Something had shifted today. Not a large change that could be named, but a subtle shift in balance, like snow beginning to melt from the inside rather than the outside. An acknowledgment that they were still in the same world, still breathing the same air, moving between them, still carrying the same wounds that seemed to breathe and live in their own way.
She stood and took a small notebook from her bag—not a beautiful journal, but a cheap spiral notebook with a dark blue cover. She opened it, its pages filled with shopping lists, lesson ideas, and reminders. On a new page, she wrote neatly:
Day 2.
He is like a shadow from another life.
Moving in predictable patterns: observing, counting, avoiding. I know the pattern because it is also mine.
We are cracked mirrors. The most painful thing is knowing this is a choice. That one sentence could tear this wall down. But that wall is also what keeps us from collapsing. A frozen paradox.
She closed the notebook, put it back into her bag, and went to the window. Snow began to fall again, soft and unceasing.
—
In room 312, Souta stood before his own window. His notebook lay open on the table behind him, but he wrote nothing. He only watched the continuing storm, the snow that kept falling, the world moving according to laws he understood so well, and the laws of the heart that remained a mystery to him.
He thought about data and patterns, predictions and probabilities. All his life, he had tried to predict the unpredictable, measure the immeasurable. Yet the one pattern he had never been able to solve was his own heart—the reason he left, the reason he still felt something when he saw her, the reason he was standing here now, thinking about a woman in room 313.
A metaphor formed in his mind, complete and effortless: in meteorology, “parallel solitude” describes two high-pressure systems moving side by side without ever truly interacting. They affect the surrounding weather, create winds, steer fronts, but they themselves never touch, never merge. They occupy the same space, obey the same physical laws, yet remain forever separated by invisible air currents.
It was too precise. Too comfortable. Because that metaphor removed choice. Pressure systems do not choose to remain apart; they simply exist. Humans choose.
He realized that by observing Sayaka like a weather system—recording her patterns, predicting her movements—he was in fact searching for himself. A version of himself lost within the data. And within that observation was an acknowledgment: their parallelism was not destiny. It was a fortress they had built together, brick by brick, made of unsaid things, unasked questions, restrained touches.
—
Night fell quickly, swallowing the resort grounds in darkness lit only by window lights. Sayaka ate dinner alone in her room, a tray delivered from the dining area. She tried to read the novel she had brought, but the words floated on the page without meaning. Her thoughts returned to the dim corridor, to the scent of hōjicha, to the intersection of footprints in the snow.

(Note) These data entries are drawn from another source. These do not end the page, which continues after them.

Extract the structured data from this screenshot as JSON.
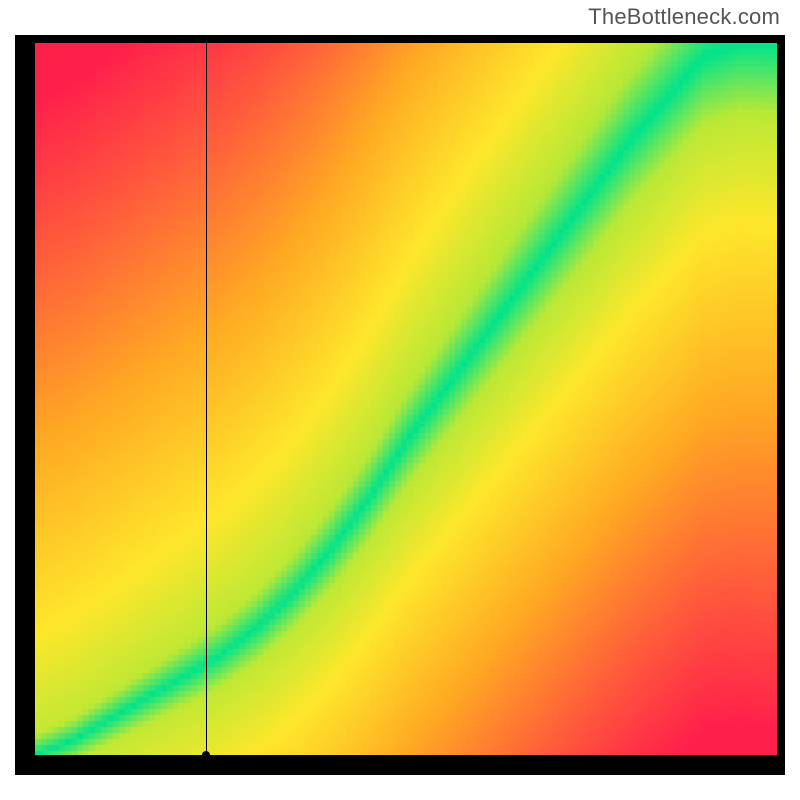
{
  "watermark": "TheBottleneck.com",
  "chart_data": {
    "type": "heatmap",
    "title": "",
    "xlabel": "",
    "ylabel": "",
    "xlim": [
      0,
      100
    ],
    "ylim": [
      0,
      100
    ],
    "ridge": [
      {
        "x": 0,
        "y": 0
      },
      {
        "x": 5,
        "y": 2
      },
      {
        "x": 10,
        "y": 5
      },
      {
        "x": 15,
        "y": 8
      },
      {
        "x": 20,
        "y": 11
      },
      {
        "x": 25,
        "y": 14
      },
      {
        "x": 30,
        "y": 18
      },
      {
        "x": 35,
        "y": 23
      },
      {
        "x": 40,
        "y": 29
      },
      {
        "x": 45,
        "y": 36
      },
      {
        "x": 50,
        "y": 44
      },
      {
        "x": 55,
        "y": 51
      },
      {
        "x": 60,
        "y": 58
      },
      {
        "x": 65,
        "y": 65
      },
      {
        "x": 70,
        "y": 72
      },
      {
        "x": 75,
        "y": 79
      },
      {
        "x": 80,
        "y": 86
      },
      {
        "x": 85,
        "y": 92
      },
      {
        "x": 90,
        "y": 98
      },
      {
        "x": 95,
        "y": 100
      },
      {
        "x": 100,
        "y": 100
      }
    ],
    "ridge_width_frac": 0.06,
    "marker": {
      "x": 23,
      "y": 0
    },
    "color_stops": [
      {
        "t": 0.0,
        "color": "#00E38C"
      },
      {
        "t": 0.15,
        "color": "#B9E836"
      },
      {
        "t": 0.3,
        "color": "#FEE72B"
      },
      {
        "t": 0.55,
        "color": "#FFA923"
      },
      {
        "t": 0.8,
        "color": "#FF5A3C"
      },
      {
        "t": 1.0,
        "color": "#FF1F4B"
      }
    ]
  }
}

At ten p.m., the resort was completely quiet. Only the roar of wind outside, the groaning of the building under the weight, and the distant hum of the heating system working against the cold.

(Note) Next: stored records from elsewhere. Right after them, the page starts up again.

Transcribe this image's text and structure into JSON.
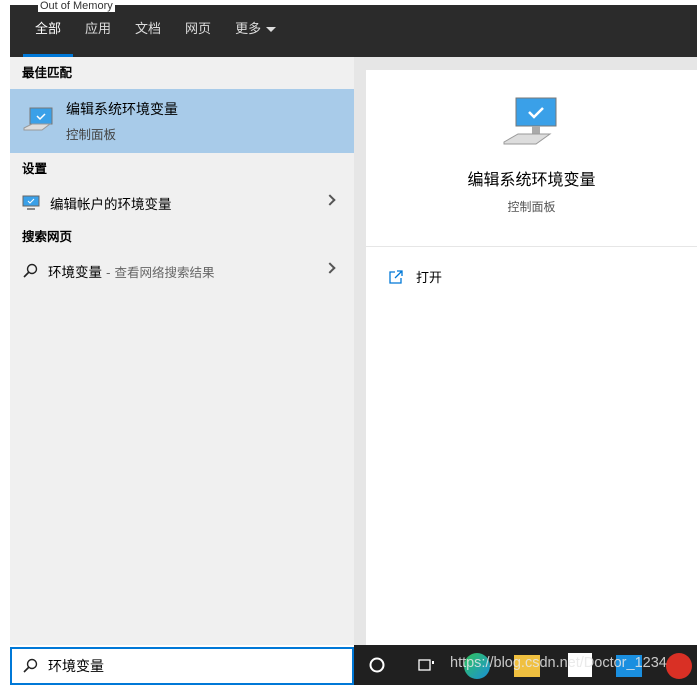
{
  "background_text": "Out of Memory",
  "tabs": [
    {
      "label": "全部",
      "active": true
    },
    {
      "label": "应用"
    },
    {
      "label": "文档"
    },
    {
      "label": "网页"
    },
    {
      "label": "更多"
    }
  ],
  "best_match": {
    "heading": "最佳匹配",
    "title": "编辑系统环境变量",
    "subtitle": "控制面板"
  },
  "settings": {
    "heading": "设置",
    "item": "编辑帐户的环境变量"
  },
  "web": {
    "heading": "搜索网页",
    "query": "环境变量",
    "suffix": " - 查看网络搜索结果"
  },
  "detail": {
    "title": "编辑系统环境变量",
    "subtitle": "控制面板",
    "action": "打开"
  },
  "search": {
    "value": "环境变量"
  },
  "watermark": "https://blog.csdn.net/Doctor_1234",
  "colors": {
    "accent": "#0078d7",
    "selected": "#a8cbe9",
    "header": "#2b2b2b"
  }
}
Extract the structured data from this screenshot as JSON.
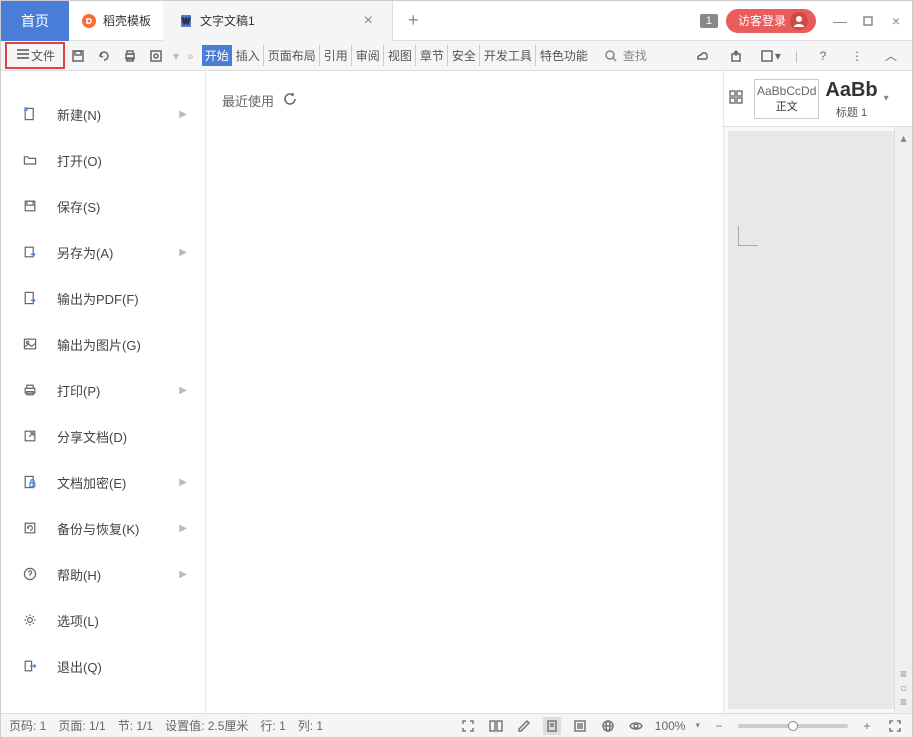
{
  "tabs": {
    "home": "首页",
    "template": "稻壳模板",
    "doc": "文字文稿1"
  },
  "login": "访客登录",
  "file_label": "文件",
  "ribbon": [
    "开始",
    "插入",
    "页面布局",
    "引用",
    "审阅",
    "视图",
    "章节",
    "安全",
    "开发工具",
    "特色功能"
  ],
  "search": "查找",
  "file_menu": [
    {
      "label": "新建(N)",
      "arrow": true
    },
    {
      "label": "打开(O)",
      "arrow": false
    },
    {
      "label": "保存(S)",
      "arrow": false
    },
    {
      "label": "另存为(A)",
      "arrow": true
    },
    {
      "label": "输出为PDF(F)",
      "arrow": false
    },
    {
      "label": "输出为图片(G)",
      "arrow": false
    },
    {
      "label": "打印(P)",
      "arrow": true
    },
    {
      "label": "分享文档(D)",
      "arrow": false
    },
    {
      "label": "文档加密(E)",
      "arrow": true
    },
    {
      "label": "备份与恢复(K)",
      "arrow": true
    },
    {
      "label": "帮助(H)",
      "arrow": true
    },
    {
      "label": "选项(L)",
      "arrow": false
    },
    {
      "label": "退出(Q)",
      "arrow": false
    }
  ],
  "recent": "最近使用",
  "styles": {
    "body": "AaBbCcDd",
    "body_label": "正文",
    "h1": "AaBb",
    "h1_label": "标题 1"
  },
  "status": {
    "page_num": "页码: 1",
    "page": "页面: 1/1",
    "section": "节: 1/1",
    "setting": "设置值: 2.5厘米",
    "row": "行: 1",
    "col": "列: 1",
    "zoom": "100%"
  },
  "badge": "1"
}
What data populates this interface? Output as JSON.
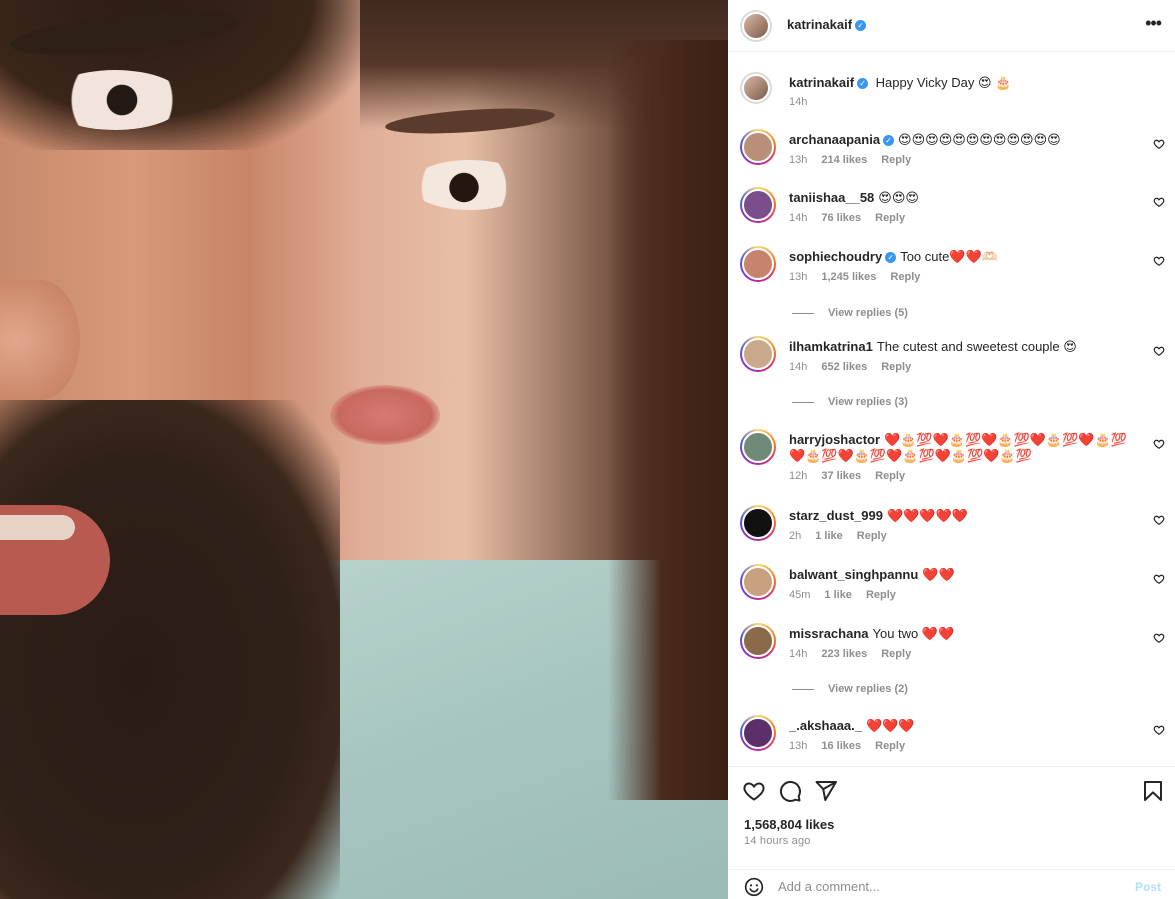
{
  "post": {
    "author": "katrinakaif",
    "author_verified": true,
    "photo_alt": "Selfie of a couple"
  },
  "caption": {
    "username": "katrinakaif",
    "text": "Happy Vicky Day 😍 🎂",
    "time": "14h"
  },
  "comments": [
    {
      "username": "archanaapania",
      "verified": true,
      "text": "😍😍😍😍😍😍😍😍😍😍😍😍",
      "time": "13h",
      "likes": "214 likes",
      "reply": "Reply",
      "avatar_color": "#b98f7a"
    },
    {
      "username": "taniishaa__58",
      "verified": false,
      "text": "😍😍😍",
      "time": "14h",
      "likes": "76 likes",
      "reply": "Reply",
      "avatar_color": "#7a4e8a"
    },
    {
      "username": "sophiechoudry",
      "verified": true,
      "text": "Too cute❤️❤️🫶🏻",
      "time": "13h",
      "likes": "1,245 likes",
      "reply": "Reply",
      "avatar_color": "#c7836e",
      "view_replies": "View replies (5)"
    },
    {
      "username": "ilhamkatrina1",
      "verified": false,
      "text": "The cutest and sweetest couple 😍",
      "time": "14h",
      "likes": "652 likes",
      "reply": "Reply",
      "avatar_color": "#c9a98a",
      "view_replies": "View replies (3)"
    },
    {
      "username": "harryjoshactor",
      "verified": false,
      "text": "❤️🎂💯❤️🎂💯❤️🎂💯❤️🎂💯❤️🎂💯❤️🎂💯❤️🎂💯❤️🎂💯❤️🎂💯❤️🎂💯",
      "time": "12h",
      "likes": "37 likes",
      "reply": "Reply",
      "avatar_color": "#6f8a78"
    },
    {
      "username": "starz_dust_999",
      "verified": false,
      "text": "❤️❤️❤️❤️❤️",
      "time": "2h",
      "likes": "1 like",
      "reply": "Reply",
      "avatar_color": "#111111"
    },
    {
      "username": "balwant_singhpannu",
      "verified": false,
      "text": "❤️❤️",
      "time": "45m",
      "likes": "1 like",
      "reply": "Reply",
      "avatar_color": "#c8a27e"
    },
    {
      "username": "missrachana",
      "verified": false,
      "text": "You two ❤️❤️",
      "time": "14h",
      "likes": "223 likes",
      "reply": "Reply",
      "avatar_color": "#8a6a4a",
      "view_replies": "View replies (2)"
    },
    {
      "username": "_.akshaaa._",
      "verified": false,
      "text": "❤️❤️❤️",
      "time": "13h",
      "likes": "16 likes",
      "reply": "Reply",
      "avatar_color": "#5a2f6a"
    }
  ],
  "actions": {
    "likes_total": "1,568,804 likes",
    "timestamp": "14 hours ago"
  },
  "comment_box": {
    "placeholder": "Add a comment...",
    "post_label": "Post"
  },
  "icons": {
    "like": "heart-outline-icon",
    "comment": "speech-bubble-icon",
    "share": "paper-plane-icon",
    "save": "bookmark-icon",
    "emoji": "smiley-icon",
    "more": "ellipsis-icon"
  },
  "colors": {
    "text": "#262626",
    "muted": "#8e8e8e",
    "verified": "#3897f0",
    "post_disabled": "#b2dffc"
  }
}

Sayaka lay on the bed, eyes open, staring at the dark ceiling. She counted her breaths, as she once taught Kaito when he struggled to sleep: inhale for four counts, hold for four counts, exhale for four counts. The rhythm was calming.

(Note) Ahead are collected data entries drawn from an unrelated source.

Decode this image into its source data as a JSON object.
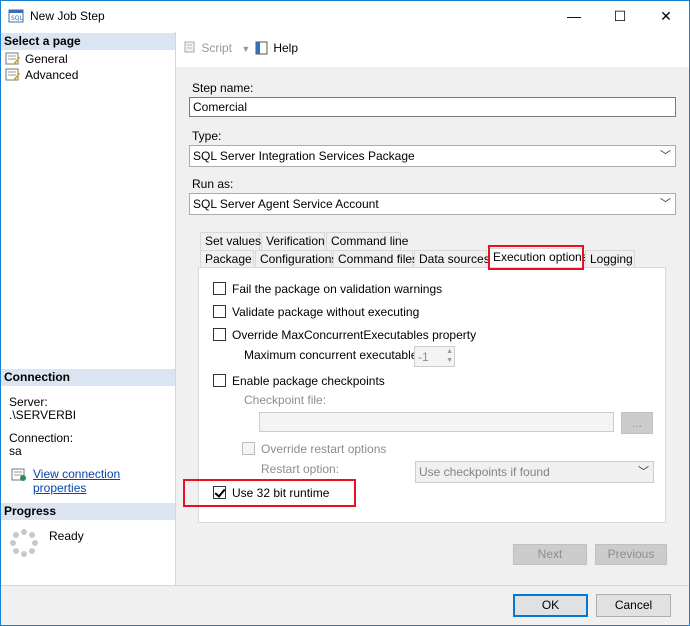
{
  "window": {
    "title": "New Job Step"
  },
  "caption_buttons": {
    "minimize": "—",
    "maximize": "☐",
    "close": "✕"
  },
  "left_pane": {
    "select_page_header": "Select a page",
    "pages": [
      {
        "label": "General"
      },
      {
        "label": "Advanced"
      }
    ],
    "connection_header": "Connection",
    "server_label": "Server:",
    "server_value": ".\\SERVERBI",
    "connection_label": "Connection:",
    "connection_value": "sa",
    "view_connection_link": "View connection properties",
    "progress_header": "Progress",
    "progress_status": "Ready"
  },
  "toolbar": {
    "script_label": "Script",
    "help_label": "Help"
  },
  "form": {
    "step_name_label": "Step name:",
    "step_name_value": "Comercial",
    "type_label": "Type:",
    "type_value": "SQL Server Integration Services Package",
    "run_as_label": "Run as:",
    "run_as_value": "SQL Server Agent Service Account"
  },
  "tabs": {
    "row1": [
      {
        "label": "Set values"
      },
      {
        "label": "Verification"
      },
      {
        "label": "Command line"
      }
    ],
    "row2": [
      {
        "label": "Package"
      },
      {
        "label": "Configurations"
      },
      {
        "label": "Command files"
      },
      {
        "label": "Data sources"
      },
      {
        "label": "Execution options"
      },
      {
        "label": "Logging"
      }
    ],
    "selected": "Execution options"
  },
  "execution_options": {
    "fail_on_warnings": {
      "label": "Fail the package on validation warnings",
      "checked": false
    },
    "validate_without_executing": {
      "label": "Validate package without executing",
      "checked": false
    },
    "override_max_concurrent": {
      "label": "Override MaxConcurrentExecutables property",
      "checked": false
    },
    "max_concurrent_label": "Maximum concurrent executables:",
    "max_concurrent_value": "-1",
    "enable_checkpoints": {
      "label": "Enable package checkpoints",
      "checked": false
    },
    "checkpoint_file_label": "Checkpoint file:",
    "checkpoint_file_value": "",
    "browse_button": "...",
    "override_restart": {
      "label": "Override restart options",
      "checked": false
    },
    "restart_option_label": "Restart option:",
    "restart_option_value": "Use checkpoints if found",
    "use_32bit": {
      "label": "Use 32 bit runtime",
      "checked": true
    }
  },
  "nav_buttons": {
    "next": "Next",
    "previous": "Previous"
  },
  "footer": {
    "ok": "OK",
    "cancel": "Cancel"
  },
  "colors": {
    "highlight": "#e81123",
    "section_header": "#dbe4f1",
    "panel_bg": "#f0f0f0",
    "link": "#0645ad"
  }
}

In room 312, Souta did almost the same, though with a different purpose. He lay on his back, listening. He counted the intervals between stronger gusts, estimating their speed from the changing pitch as the wind passed different corners of the building. Northwest wind, 20–25 km/h. Increasing.
Two people, separated by a twelve-centimeter-thick wooden wall and a silent ocean of history, lay awake in the same darkness. Each processed the day in their own way—through feeling, through data, through memory. Each recorded emotional observation that would never enter any report or journal.